Onları asıl matlup(*) olan, Haktan başkasına
meyletmekten korur. Yaratandan başkasına sığınmaktan
esirger.
Bu hallerinde o büyük insanların kötülüğe
karşı meyilleri kalmaz. Nefisleri kırılır. Hak
batıldan böylelikle ayrılır. Şehvet ve şahsi arzu
hisleri bertaraf olur. Onlar, nefislerinin hoşuna giden şeylere
meyletmekten çok korkarlar. O nefsin hoşuna giden, ister dünya işi
olsun, isterse ahiret...
Bu güzel halle onlar daima Hak’kın rızası
yoluna koşmaya çalışır. O’nun hükmüne razı olurlar.
Hak ne verdiyse onunla yetinirler.
Onlar, imtihan yolu ile gelen belalara sabreder,
böylelikle halkın şerrini görmezler. Her şeyden emin olarak
yaşarlar. Onlar bu hallerinde nefislerini kırar, hakka götürmeğe
gayret ederler.
İnsan kendine böyle bir yol tuttuktan sonra, kalben
gideceği hakiki yolda kuvvet bulur. Diğer azaların da kötü yola
gitmesini önler.
Çünkü, bela imtihan için gelir. Kalbi kuvvetlendirir.
Vicdani kanaati arttırır. İmanı hakikate erdirir. Hak yolda
sabrı çoğaltır. Nefsi kötü arzuları zayıflatır.

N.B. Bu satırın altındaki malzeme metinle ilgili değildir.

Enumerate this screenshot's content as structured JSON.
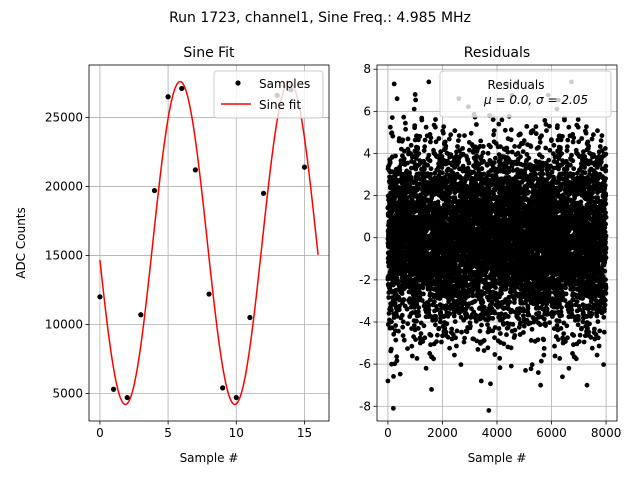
{
  "figure": {
    "suptitle": "Run 1723, channel1, Sine Freq.: 4.985 MHz"
  },
  "chart_data": [
    {
      "type": "scatter",
      "title": "Sine Fit",
      "xlabel": "Sample #",
      "ylabel": "ADC Counts",
      "xlim": [
        -0.8,
        16.8
      ],
      "ylim": [
        3000,
        28800
      ],
      "xticks": [
        0,
        5,
        10,
        15
      ],
      "yticks": [
        5000,
        10000,
        15000,
        20000,
        25000
      ],
      "grid": true,
      "legend_placement": "top-right",
      "series": [
        {
          "name": "Samples",
          "kind": "scatter",
          "color": "#000000",
          "x": [
            0,
            1,
            2,
            3,
            4,
            5,
            6,
            7,
            8,
            9,
            10,
            11,
            12,
            13,
            14,
            15
          ],
          "y": [
            12000,
            5300,
            4700,
            10700,
            19700,
            26500,
            27100,
            21200,
            12200,
            5400,
            4700,
            10500,
            19500,
            26600,
            27000,
            21400
          ]
        },
        {
          "name": "Sine fit",
          "kind": "line",
          "color": "#ff0000",
          "model": {
            "offset": 15900,
            "amplitude": 11700,
            "period": 8.02,
            "phase_deg": 186,
            "x_min": 0,
            "x_max": 16
          }
        }
      ]
    },
    {
      "type": "scatter",
      "title": "Residuals",
      "xlabel": "Sample #",
      "ylabel": "",
      "xlim": [
        -400,
        8400
      ],
      "ylim": [
        -8.7,
        8.2
      ],
      "xticks": [
        0,
        2000,
        4000,
        6000,
        8000
      ],
      "yticks": [
        -8,
        -6,
        -4,
        -2,
        0,
        2,
        4,
        6,
        8
      ],
      "grid": true,
      "legend_placement": "top-right",
      "legend_lines": [
        "Residuals",
        "μ = 0.0, σ = 2.05"
      ],
      "series": [
        {
          "name": "Residuals",
          "kind": "scatter",
          "color": "#000000",
          "n_points": 8000,
          "mean": 0.0,
          "std": 2.05,
          "x_range": [
            0,
            8000
          ],
          "outliers": [
            {
              "x": 200,
              "y": -8.1
            },
            {
              "x": 3700,
              "y": -8.2
            },
            {
              "x": 230,
              "y": 7.3
            },
            {
              "x": 2600,
              "y": 6.6
            },
            {
              "x": 1000,
              "y": 6.8
            },
            {
              "x": 5600,
              "y": -7.0
            },
            {
              "x": 6400,
              "y": -6.6
            },
            {
              "x": 7300,
              "y": -7.0
            },
            {
              "x": 0,
              "y": -6.8
            },
            {
              "x": 1600,
              "y": -7.2
            }
          ]
        }
      ]
    }
  ]
}
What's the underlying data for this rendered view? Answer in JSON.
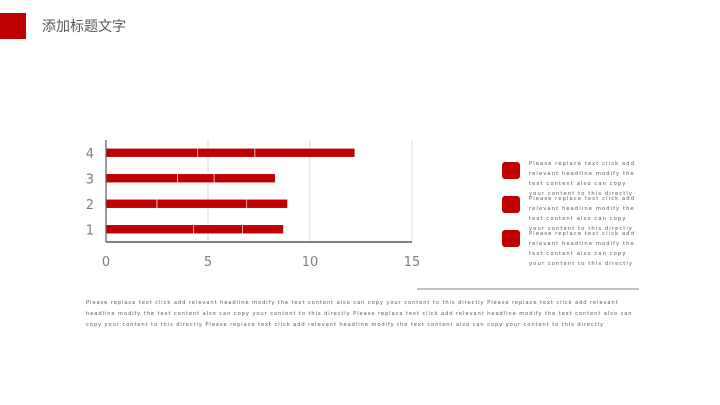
{
  "header": {
    "title": "添加标题文字"
  },
  "chart_data": {
    "type": "bar",
    "orientation": "horizontal",
    "stacked": true,
    "categories": [
      "1",
      "2",
      "3",
      "4"
    ],
    "series": [
      {
        "values": [
          4.3,
          2.5,
          3.5,
          4.5
        ]
      },
      {
        "values": [
          2.4,
          4.4,
          1.8,
          2.8
        ]
      },
      {
        "values": [
          2.0,
          2.0,
          3.0,
          4.9
        ]
      }
    ],
    "xticks": [
      "0",
      "5",
      "10",
      "15"
    ],
    "xlim": [
      0,
      15
    ],
    "grid": true,
    "colors": {
      "bar": "#c00000",
      "gridline": "#d9d9d9",
      "axis": "#595959"
    }
  },
  "bullets": [
    {
      "text": "Please replace text click add relevant headline modify the text content also can copy your content to this directly"
    },
    {
      "text": "Please replace text click add relevant headline modify the text content also can copy your content to this directly"
    },
    {
      "text": "Please replace text click add relevant headline modify the text content also can copy your content to this directly"
    }
  ],
  "body": {
    "paragraph": "Please replace text click add relevant headline modify the text content also can copy your content to this directly Please replace text click add relevant headline modify the text content also can copy your content to this directly Please replace text click add relevant headline modify the text content also can copy your content to this directly Please replace text click add relevant headline modify the text content also can copy your content to this directly"
  }
}
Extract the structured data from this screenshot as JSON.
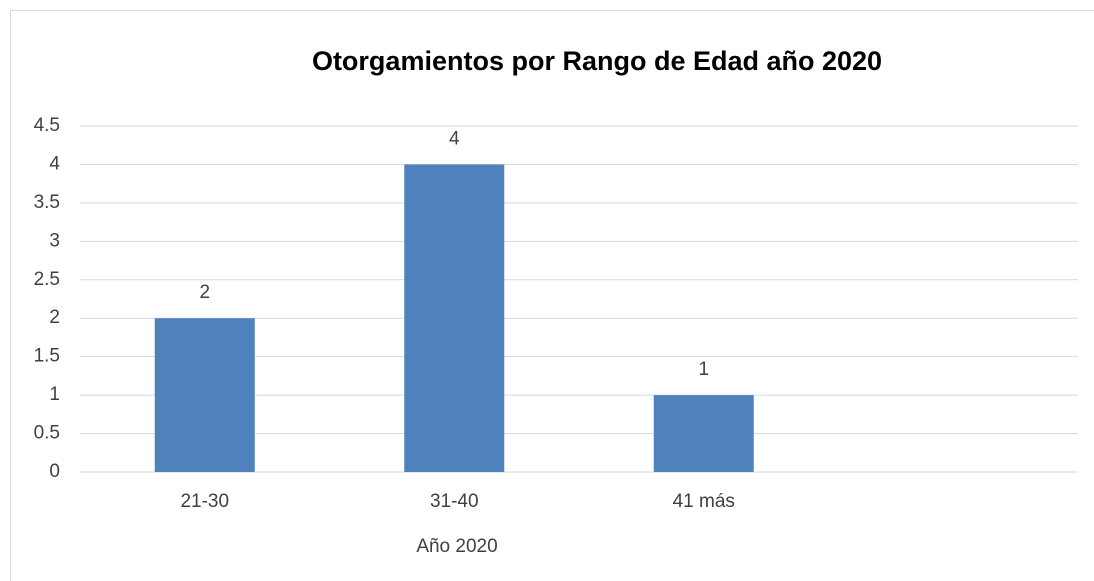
{
  "chart_data": {
    "type": "bar",
    "title": "Otorgamientos por Rango de Edad año 2020",
    "categories": [
      "21-30",
      "31-40",
      "41 más",
      null
    ],
    "values": [
      2,
      4,
      1,
      null
    ],
    "color": "#4f81bd",
    "x_label": "Año 2020",
    "ylim": [
      0,
      4.5
    ],
    "yticks": [
      0,
      0.5,
      1,
      1.5,
      2,
      2.5,
      3,
      3.5,
      4,
      4.5
    ],
    "grid": true
  }
}
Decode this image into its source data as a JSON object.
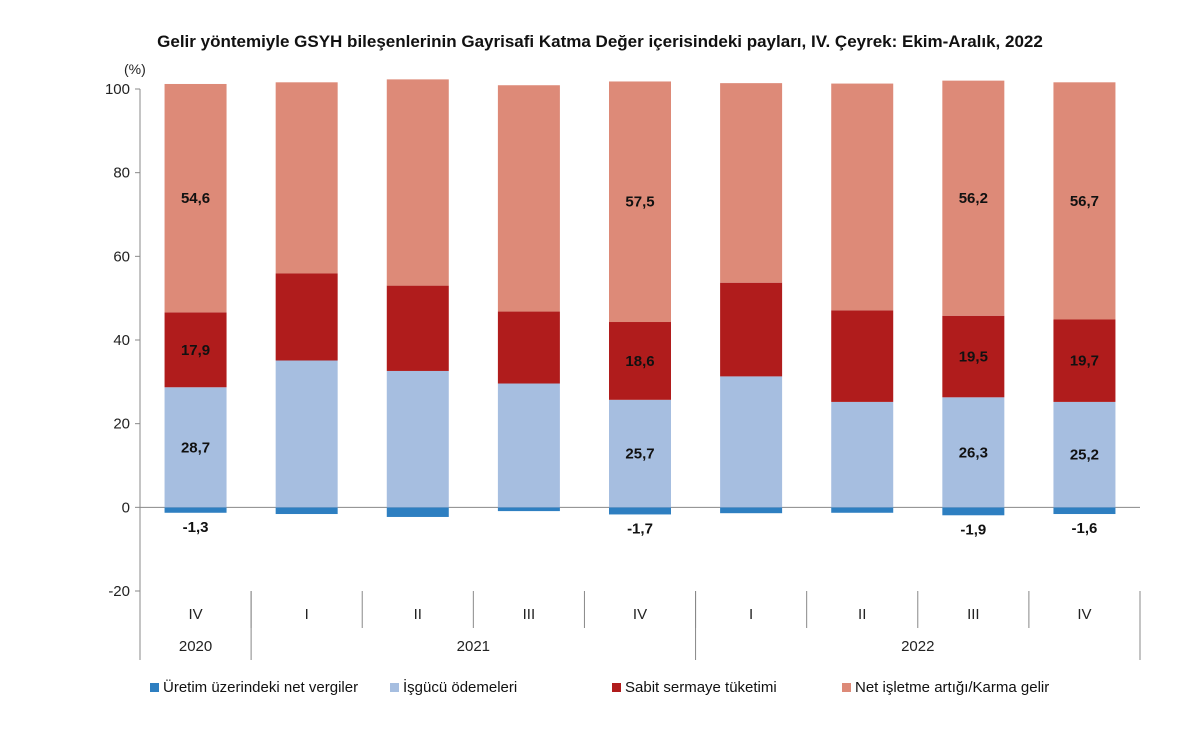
{
  "chart_data": {
    "type": "bar",
    "stacked": true,
    "title": "Gelir yöntemiyle GSYH bileşenlerinin Gayrisafi Katma Değer içerisindeki payları, IV. Çeyrek: Ekim-Aralık, 2022",
    "ylabel": "(%)",
    "ylim": [
      -20,
      100
    ],
    "yticks": [
      100,
      80,
      60,
      40,
      20,
      0,
      -20
    ],
    "categories": [
      "IV",
      "I",
      "II",
      "III",
      "IV",
      "I",
      "II",
      "III",
      "IV"
    ],
    "year_groups": [
      {
        "label": "2020",
        "count": 1
      },
      {
        "label": "2021",
        "count": 4
      },
      {
        "label": "2022",
        "count": 4
      }
    ],
    "series": [
      {
        "name": "Üretim üzerindeki net vergiler",
        "color": "#2e7fc1",
        "values": [
          -1.3,
          -1.6,
          -2.3,
          -0.9,
          -1.7,
          -1.4,
          -1.3,
          -1.9,
          -1.6
        ]
      },
      {
        "name": "İşgücü ödemeleri",
        "color": "#a6bee0",
        "values": [
          28.7,
          35.1,
          32.6,
          29.6,
          25.7,
          31.3,
          25.2,
          26.3,
          25.2
        ]
      },
      {
        "name": "Sabit sermaye tüketimi",
        "color": "#b01c1c",
        "values": [
          17.9,
          20.8,
          20.4,
          17.2,
          18.6,
          22.4,
          21.9,
          19.5,
          19.7
        ]
      },
      {
        "name": "Net işletme artığı/Karma gelir",
        "color": "#dd8a78",
        "values": [
          54.6,
          45.7,
          49.3,
          54.1,
          57.5,
          47.7,
          54.2,
          56.2,
          56.7
        ]
      }
    ],
    "data_labels": [
      {
        "series": 3,
        "index": 0,
        "text": "54,6"
      },
      {
        "series": 3,
        "index": 4,
        "text": "57,5"
      },
      {
        "series": 3,
        "index": 7,
        "text": "56,2"
      },
      {
        "series": 3,
        "index": 8,
        "text": "56,7"
      },
      {
        "series": 2,
        "index": 0,
        "text": "17,9"
      },
      {
        "series": 2,
        "index": 4,
        "text": "18,6"
      },
      {
        "series": 2,
        "index": 7,
        "text": "19,5"
      },
      {
        "series": 2,
        "index": 8,
        "text": "19,7"
      },
      {
        "series": 1,
        "index": 0,
        "text": "28,7"
      },
      {
        "series": 1,
        "index": 4,
        "text": "25,7"
      },
      {
        "series": 1,
        "index": 7,
        "text": "26,3"
      },
      {
        "series": 1,
        "index": 8,
        "text": "25,2"
      },
      {
        "series": 0,
        "index": 0,
        "text": "-1,3"
      },
      {
        "series": 0,
        "index": 4,
        "text": "-1,7"
      },
      {
        "series": 0,
        "index": 7,
        "text": "-1,9"
      },
      {
        "series": 0,
        "index": 8,
        "text": "-1,6"
      }
    ],
    "legend_position": "bottom",
    "grid": false
  }
}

Her bela geldikte, mümin de sabır ve hakkın hikmetli işlerine
karşı teslim ve rıza olur. Ona her işinde yardım eder.
Bol nimet gönderir. Kula, her yaptığı işte muvaffakiyet
ihsan eder. Âyet:
- “Eğer şükrederseniz, biz de
ihsanımızı arttırırız. “
Nefis, kötülüklerden her hangi birine hoşlanarak
giderse, şehvet yolunda harekete geçtiği zaman da, kalp ona yersiz
olarak uyarsa, Hak’tan gafil olur. Bu gafletin bir neticesi olarak, Hak Taâla
hem nefse, hem de kalbe felaketli işleri verir, aleme rüsvay eder.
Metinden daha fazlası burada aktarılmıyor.